Reasons for not marrying before a Catholic priest or deacon vary. Many couples judge either that it was impossible to wed in the Church because of their circumstances or that the tribunal process would be too costly or lengthy. Other couples indicate that they simply were in a hurry or felt stressed by various factors. Marriage in the Catholic Church seemed to be an additional complication.
Some couples comment that they had not been active and practicing Catholics when they married outside the Church. A Church marriage was not, therefore, a significant priority for them. Some dreaded a scolding by a priest because they had not been practicing their religion.

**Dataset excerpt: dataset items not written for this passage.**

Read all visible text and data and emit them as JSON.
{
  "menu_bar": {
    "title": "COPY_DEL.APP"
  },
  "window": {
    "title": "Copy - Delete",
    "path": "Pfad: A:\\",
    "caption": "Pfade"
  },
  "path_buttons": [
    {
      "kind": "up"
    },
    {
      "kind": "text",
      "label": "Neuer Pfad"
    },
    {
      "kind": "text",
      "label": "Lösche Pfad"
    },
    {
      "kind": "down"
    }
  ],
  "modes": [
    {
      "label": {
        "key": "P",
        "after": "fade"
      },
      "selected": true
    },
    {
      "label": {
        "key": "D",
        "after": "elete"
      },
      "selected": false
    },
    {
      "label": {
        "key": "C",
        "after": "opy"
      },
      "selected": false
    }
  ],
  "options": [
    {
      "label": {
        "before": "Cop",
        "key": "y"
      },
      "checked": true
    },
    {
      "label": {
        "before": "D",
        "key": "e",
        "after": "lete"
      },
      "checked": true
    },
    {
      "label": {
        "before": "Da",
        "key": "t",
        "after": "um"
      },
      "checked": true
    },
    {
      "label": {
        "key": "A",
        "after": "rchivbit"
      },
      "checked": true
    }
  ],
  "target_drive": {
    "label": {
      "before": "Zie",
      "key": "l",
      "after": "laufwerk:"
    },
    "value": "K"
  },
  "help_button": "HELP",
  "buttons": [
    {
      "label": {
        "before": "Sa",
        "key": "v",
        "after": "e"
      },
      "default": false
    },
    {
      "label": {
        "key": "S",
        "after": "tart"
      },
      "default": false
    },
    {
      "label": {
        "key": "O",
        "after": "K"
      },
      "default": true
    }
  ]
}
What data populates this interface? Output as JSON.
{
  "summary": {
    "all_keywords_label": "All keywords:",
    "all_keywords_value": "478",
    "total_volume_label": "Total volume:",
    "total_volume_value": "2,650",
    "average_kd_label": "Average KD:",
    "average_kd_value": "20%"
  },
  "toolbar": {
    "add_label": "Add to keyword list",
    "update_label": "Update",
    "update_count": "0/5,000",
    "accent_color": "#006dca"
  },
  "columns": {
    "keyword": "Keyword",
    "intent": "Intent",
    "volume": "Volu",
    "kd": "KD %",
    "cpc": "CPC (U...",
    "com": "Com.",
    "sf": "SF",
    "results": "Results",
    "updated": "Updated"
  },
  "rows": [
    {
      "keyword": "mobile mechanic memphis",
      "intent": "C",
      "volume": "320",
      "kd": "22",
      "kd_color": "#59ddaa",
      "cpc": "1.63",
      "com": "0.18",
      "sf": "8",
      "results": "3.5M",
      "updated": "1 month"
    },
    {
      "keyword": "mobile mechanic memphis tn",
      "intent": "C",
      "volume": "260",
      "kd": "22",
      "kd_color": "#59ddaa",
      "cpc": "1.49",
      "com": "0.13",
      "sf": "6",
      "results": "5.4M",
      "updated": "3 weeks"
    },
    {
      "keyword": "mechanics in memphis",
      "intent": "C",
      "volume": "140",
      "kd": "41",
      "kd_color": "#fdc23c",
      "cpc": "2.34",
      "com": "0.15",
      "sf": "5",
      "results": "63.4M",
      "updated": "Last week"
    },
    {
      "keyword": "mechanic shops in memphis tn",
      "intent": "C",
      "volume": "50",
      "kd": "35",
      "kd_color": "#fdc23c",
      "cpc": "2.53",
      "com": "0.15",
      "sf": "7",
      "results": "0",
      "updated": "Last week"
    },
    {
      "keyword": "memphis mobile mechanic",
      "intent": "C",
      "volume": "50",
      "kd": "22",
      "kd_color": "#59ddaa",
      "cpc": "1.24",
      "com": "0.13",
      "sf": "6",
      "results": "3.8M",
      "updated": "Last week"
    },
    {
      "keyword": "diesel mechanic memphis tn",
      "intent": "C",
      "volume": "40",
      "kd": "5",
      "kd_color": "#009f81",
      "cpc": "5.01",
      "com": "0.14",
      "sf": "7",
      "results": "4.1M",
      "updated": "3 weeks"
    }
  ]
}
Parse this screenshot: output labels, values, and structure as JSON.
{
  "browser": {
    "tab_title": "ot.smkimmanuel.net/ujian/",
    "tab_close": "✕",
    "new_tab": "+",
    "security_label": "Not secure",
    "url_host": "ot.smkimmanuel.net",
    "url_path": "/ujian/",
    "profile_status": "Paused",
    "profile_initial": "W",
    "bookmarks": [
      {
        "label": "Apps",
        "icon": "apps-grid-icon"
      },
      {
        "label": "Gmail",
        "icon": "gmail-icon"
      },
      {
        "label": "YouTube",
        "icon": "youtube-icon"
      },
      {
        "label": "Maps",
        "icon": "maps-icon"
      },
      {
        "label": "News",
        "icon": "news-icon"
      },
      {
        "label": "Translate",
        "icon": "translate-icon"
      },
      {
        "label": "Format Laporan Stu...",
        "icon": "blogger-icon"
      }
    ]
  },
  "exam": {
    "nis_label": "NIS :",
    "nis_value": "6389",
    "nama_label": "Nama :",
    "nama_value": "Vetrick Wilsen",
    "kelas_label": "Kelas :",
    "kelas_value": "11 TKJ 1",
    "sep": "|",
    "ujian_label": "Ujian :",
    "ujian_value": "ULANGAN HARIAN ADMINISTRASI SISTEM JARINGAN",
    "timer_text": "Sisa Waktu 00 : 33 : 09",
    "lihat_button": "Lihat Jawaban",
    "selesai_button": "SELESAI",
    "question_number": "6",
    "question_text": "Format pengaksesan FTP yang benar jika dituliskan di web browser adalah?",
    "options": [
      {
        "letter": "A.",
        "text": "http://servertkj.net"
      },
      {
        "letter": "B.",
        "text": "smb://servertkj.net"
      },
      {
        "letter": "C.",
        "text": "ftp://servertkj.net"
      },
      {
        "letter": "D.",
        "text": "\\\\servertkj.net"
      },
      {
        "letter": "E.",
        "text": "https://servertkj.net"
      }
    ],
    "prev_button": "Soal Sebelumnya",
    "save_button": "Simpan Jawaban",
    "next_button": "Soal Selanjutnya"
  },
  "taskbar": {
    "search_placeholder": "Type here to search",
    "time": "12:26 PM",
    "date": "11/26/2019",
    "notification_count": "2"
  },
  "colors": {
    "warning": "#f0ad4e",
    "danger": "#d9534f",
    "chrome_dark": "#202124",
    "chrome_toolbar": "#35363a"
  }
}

To obtain the Church’s blessing of a marriage that was not Catholic can be relatively easy. Here are the basic steps required for a couple to validate their marriage:
- Contact the local parish for an appointment with the pastor or his delegate to discuss the situation and determine what must be done.
- Obtain a new copy of the baptismal record for the Catholic party (or for each person, if both are Roman Catholic). Make that request to the parish where the person was baptized, indicating the name of the individual (as well as the names of the parents), date of birth and approximate date of the Baptism. Since this is a standard procedure for Catholic parishes, the copy should be forthcoming almost immediately.
- If necessary, seek a Church declaration of nullity for a prior marriage. A favorable decision is needed before a convalidation can be scheduled.
- Complete the necessary sacramental preparation (marriage investigation, Engaged Encounter, inquiry form or premarital document) with the pastor or his delegate.
- Determine the date, time and most suitable type of service.
At San Bernardino Catholic Engaged Encounter, we generally have anywhere from 2 to 5 couples on each weekend who are in the process of validating a prior civil marriage. Each year, we have one weekend (generally in November) where there is a special focus on convalidation, in which we invite couples experiencing a similar journey to experience the weekend together. Due to the focus on sacramental preparation, the other particulars of the weekend – accommodations, timing, and content – remain the same.